Coaching was an infant profession in 1993, but I resonated with the coaching philosophy. You have regular meetings that provide structure and at the same time the process adapts itself to people’s unique rhythms and preferences. The client chooses how to use the time, and how the coach will be most useful to them. It’s a concept known as a “designed alliance.”

My teaching experience proved useful. I had spent decades teaching artists, and that experience had taught me that I could only teach craft, I couldn’t have a student’s vision. The concept, the idea, had to come from them. In a design course, I would set a problem with certain requirements, and students would create solutions.

The student’s  research (people and sources outside themselves) might inspire and shape their vision, but synthesis and creation was at the core of their task. Artists have visions, and then they realize them through time and effort, attempt and failure, success and setback.

I helped my students find ways to explore and more clearly define their vision. And once they knew what they wanted to accomplish, I could help them get there. But the heavy lifting of thinking and trying and failing and looking and thinking some more was their work to do. I couldn’t do it for them. Way before I knew what coaching was, in the classroom we were creating designed alliances without knowing it.

From coaching I got a weekly structure. From art I got the perspective that life is art, a performance piece that we craft day by day, moment by moment, decision by decision. From my teaching experience, I knew how to support, and at the same time to get out of the way. It takes time and energy to choose consciously and to think deeply. Coaching creates space and support for those things.

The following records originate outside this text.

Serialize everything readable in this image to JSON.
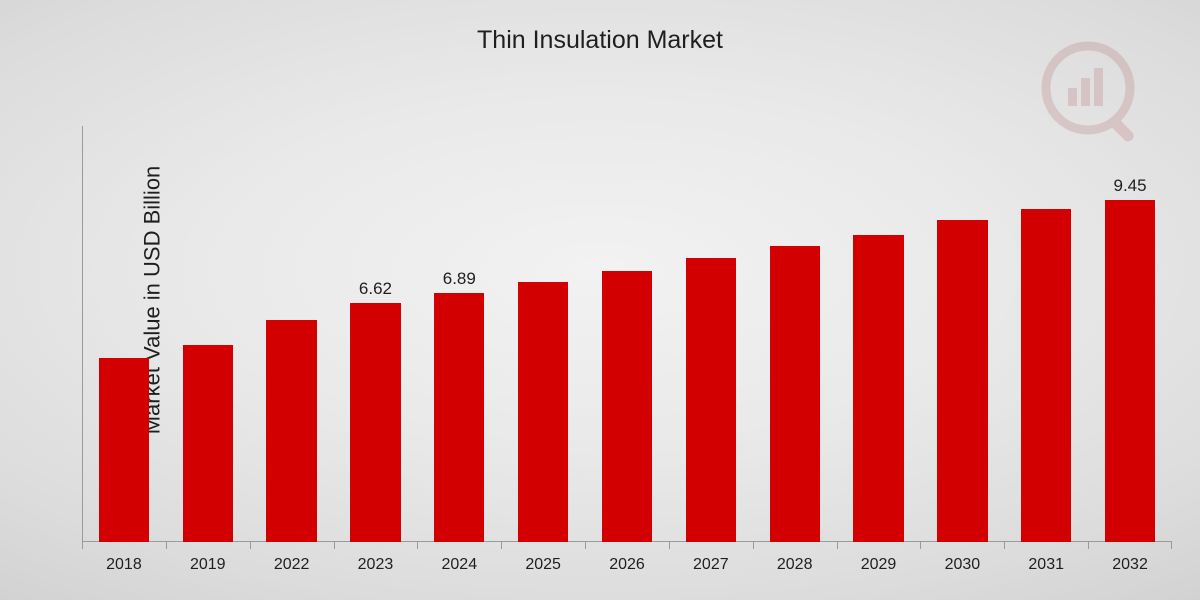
{
  "chart": {
    "type": "bar",
    "title": "Thin Insulation Market",
    "title_fontsize": 25,
    "title_color": "#1f1f1f",
    "ylabel": "Market Value in USD Billion",
    "ylabel_fontsize": 22,
    "ylabel_color": "#1f1f1f",
    "background": "radial-gradient #f2f2f2 to #cfcfcf",
    "axis_line_color": "#9a9a9a",
    "bar_color": "#d20000",
    "bar_width": 0.6,
    "x_tick_fontsize": 16,
    "x_tick_color": "#1f1f1f",
    "value_label_fontsize": 17,
    "value_label_color": "#1f1f1f",
    "ylim": [
      0,
      11.5
    ],
    "categories": [
      "2018",
      "2019",
      "2022",
      "2023",
      "2024",
      "2025",
      "2026",
      "2027",
      "2028",
      "2029",
      "2030",
      "2031",
      "2032"
    ],
    "values": [
      5.1,
      5.45,
      6.15,
      6.62,
      6.89,
      7.18,
      7.5,
      7.85,
      8.18,
      8.5,
      8.9,
      9.2,
      9.45
    ],
    "visible_value_labels": {
      "2023": "6.62",
      "2024": "6.89",
      "2032": "9.45"
    },
    "watermark": {
      "opacity": 0.12,
      "bar_color": "#8a0000",
      "ring_color": "#8a0000",
      "handle_color": "#8a0000"
    }
  }
}
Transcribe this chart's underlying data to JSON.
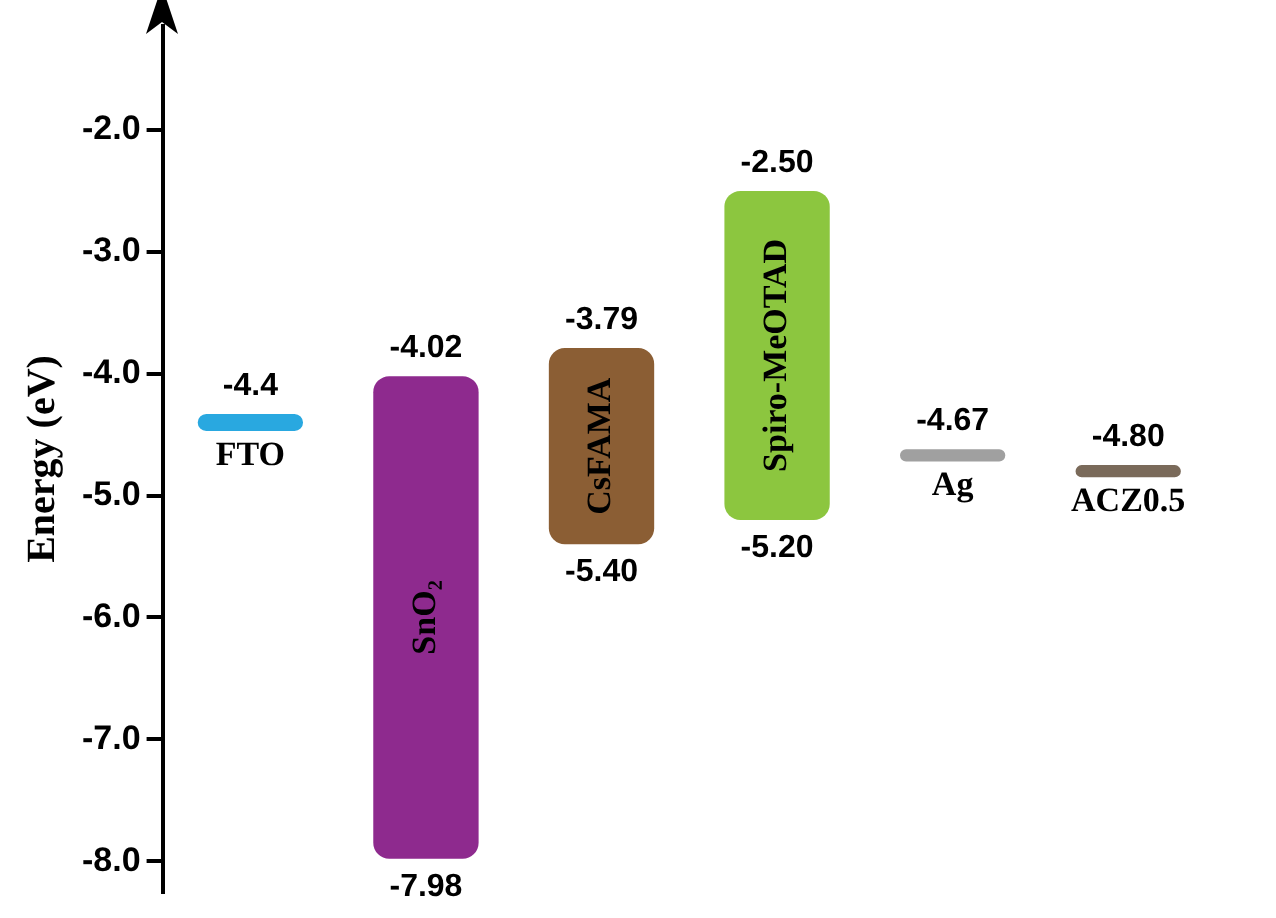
{
  "chart_data": {
    "type": "bar",
    "ylabel": "Energy (eV)",
    "categories": [
      "FTO",
      "SnO₂",
      "CsFAMA",
      "Spiro-MeOTAD",
      "Ag",
      "ACZ0.5"
    ],
    "base": [
      -4.47,
      -7.98,
      -5.4,
      -5.2,
      -4.72,
      -4.85
    ],
    "values": [
      0.14,
      3.96,
      1.61,
      2.7,
      0.1,
      0.1
    ],
    "colors": [
      "#29a8e0",
      "#8e2a8e",
      "#8b5e34",
      "#8cc63f",
      "#a0a0a0",
      "#7a6a5a"
    ],
    "ylim": [
      -8.25,
      -1.15
    ],
    "yticks": [
      {
        "value": -2,
        "label": "-2.0"
      },
      {
        "value": -3,
        "label": "-3.0"
      },
      {
        "value": -4,
        "label": "-4.0"
      },
      {
        "value": -5,
        "label": "-5.0"
      },
      {
        "value": -6,
        "label": "-6.0"
      },
      {
        "value": -7,
        "label": "-7.0"
      },
      {
        "value": -8,
        "label": "-8.0"
      }
    ],
    "tick_labels": "y",
    "grid": false,
    "legend": false,
    "annotations": [
      {
        "text": "-4.4",
        "x": "FTO",
        "y": -4.4
      },
      {
        "text": "-4.02",
        "x": "SnO₂",
        "y": -4.02
      },
      {
        "text": "-7.98",
        "x": "SnO₂",
        "y": -7.98
      },
      {
        "text": "-3.79",
        "x": "CsFAMA",
        "y": -3.79
      },
      {
        "text": "-5.40",
        "x": "CsFAMA",
        "y": -5.4
      },
      {
        "text": "-2.50",
        "x": "Spiro-MeOTAD",
        "y": -2.5
      },
      {
        "text": "-5.20",
        "x": "Spiro-MeOTAD",
        "y": -5.2
      },
      {
        "text": "-4.67",
        "x": "Ag",
        "y": -4.67
      },
      {
        "text": "-4.80",
        "x": "ACZ0.5",
        "y": -4.8
      }
    ]
  }
}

Coaching and decision making

We’re often tempted to run with our first thoughts about a particular topic. But in teaching young artists I noticed that there were those who jumped to “making” early in the thinking process, and others who were able or willing to stay in the uncomfortable place of not yet knowing.

The “jump to making” students might come to a critique with an immaculately crafted mediocre idea, but it was still mediocre, average, derivative, often cliche. Those who let themselves stew in uncertainty or try things and backtrack would often land on an idea with real potential. They had learned that confusion and mistakes are often an effective way forward, contrary to popular belief.

Back to coaching, our lives are worth the thinking time it takes to make them more than average, just like a work of art. This doesn’t mean you need to strive for fame or money or power, it just means you deserve to invest time in crafting and realizing a vision of life that is full and has joy and meaning for you.

My goal is to help people realize that taking time to dream and ponder is worthwhile. We deserve to give ourselves time to make decisions, large and small. A friend in Hong Kong taught a course titled “Five minutes or five days” that spoke to our rush to action and the potential cost of that habit. “Take five minutes to think, and save five days cleaning up after a bad one-minute decision.”

Enough about me. The thoughts that you come out with as you read the words on this site, or do an exercise, or use a checklist, will make up the exciting next chapters in the story. Enjoy what you find here!